ImageMagick path-policy bypass exposes restricted files
TL;DR — A path traversal technique bypasses ImageMagick's security policy, allowing read access to files that should be restricted by policy-secure.xml.
What happened
ImageMagick is a widely-used open-source image processing library used by web applications and services to resize, convert, and manipulate images. A new CVE record describes a path traversal technique that bypasses ImageMagick's path security policy by exploiting how the policy matcher evaluates the raw (unnormalized) filename before the OS resolves the final path. This enables reading files that should be blocked by rules such as /etc/*, resulting in local file disclosure even when policy-secure.xml is in use.
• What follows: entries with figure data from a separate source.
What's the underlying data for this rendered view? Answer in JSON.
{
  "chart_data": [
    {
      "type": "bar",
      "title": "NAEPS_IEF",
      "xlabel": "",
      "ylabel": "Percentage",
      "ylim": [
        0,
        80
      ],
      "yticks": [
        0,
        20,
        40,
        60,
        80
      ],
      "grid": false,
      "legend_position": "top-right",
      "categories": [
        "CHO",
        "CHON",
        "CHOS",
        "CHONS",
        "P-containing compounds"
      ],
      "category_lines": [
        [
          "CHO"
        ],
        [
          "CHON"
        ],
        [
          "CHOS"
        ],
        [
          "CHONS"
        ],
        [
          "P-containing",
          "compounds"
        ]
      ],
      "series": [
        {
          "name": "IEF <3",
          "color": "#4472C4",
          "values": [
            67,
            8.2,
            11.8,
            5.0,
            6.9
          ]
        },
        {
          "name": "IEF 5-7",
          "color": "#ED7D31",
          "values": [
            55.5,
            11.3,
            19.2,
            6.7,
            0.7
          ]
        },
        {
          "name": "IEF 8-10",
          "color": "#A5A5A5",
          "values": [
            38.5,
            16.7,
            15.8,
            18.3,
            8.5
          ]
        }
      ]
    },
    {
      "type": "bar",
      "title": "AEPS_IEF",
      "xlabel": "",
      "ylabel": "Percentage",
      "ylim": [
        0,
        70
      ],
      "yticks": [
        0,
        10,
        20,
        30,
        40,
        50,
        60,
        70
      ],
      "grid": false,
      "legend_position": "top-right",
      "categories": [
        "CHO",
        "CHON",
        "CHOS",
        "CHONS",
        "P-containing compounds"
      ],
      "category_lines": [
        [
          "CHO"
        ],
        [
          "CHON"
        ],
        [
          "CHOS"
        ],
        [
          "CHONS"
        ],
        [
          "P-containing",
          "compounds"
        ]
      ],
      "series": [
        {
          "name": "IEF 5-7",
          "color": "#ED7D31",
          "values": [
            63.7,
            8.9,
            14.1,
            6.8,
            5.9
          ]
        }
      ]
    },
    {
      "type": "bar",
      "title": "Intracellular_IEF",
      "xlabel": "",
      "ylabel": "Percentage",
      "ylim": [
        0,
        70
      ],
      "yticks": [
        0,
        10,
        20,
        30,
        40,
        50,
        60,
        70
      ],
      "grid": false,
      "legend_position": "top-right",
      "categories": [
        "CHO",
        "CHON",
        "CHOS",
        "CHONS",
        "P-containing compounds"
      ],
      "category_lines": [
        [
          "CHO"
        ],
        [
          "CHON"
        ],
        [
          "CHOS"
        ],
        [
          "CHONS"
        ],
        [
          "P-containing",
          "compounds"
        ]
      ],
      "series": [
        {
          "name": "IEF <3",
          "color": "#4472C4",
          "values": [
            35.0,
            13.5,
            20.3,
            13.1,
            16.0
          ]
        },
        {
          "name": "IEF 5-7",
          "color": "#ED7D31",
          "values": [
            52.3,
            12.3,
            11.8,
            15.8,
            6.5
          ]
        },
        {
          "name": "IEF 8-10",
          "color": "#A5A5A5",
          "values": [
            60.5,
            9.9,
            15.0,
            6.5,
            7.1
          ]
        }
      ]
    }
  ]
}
ImageMagick policy bypasses have been a persistent pain point — this is at least the third path-based policy circumvention in the last two years, underscoring why defense-in-depth (container isolation, read-only mounts) matters alongside policy configuration.
Who is impacted
- ImageMagick versions
< 7.1.2-15(7.x line) and< 6.9.13-40(6.x line). - Deployments relying on ImageMagick's policy files to restrict filesystem reads (e.g., image processing services accepting user-controlled inputs).
- Severity: CVSS 3.1 base score 8.6 (High).
What to do now
- Follow vendor remediation guidance and apply the latest patched release available at the time of writing.
- If you cannot patch immediately, add an explicit traversal-blocking rule to your policy:
<policy domain="path" rights="none" pattern="*../*"/> - Review services where untrusted inputs can influence ImageMagick read paths, especially in containerized or multi-tenant environments.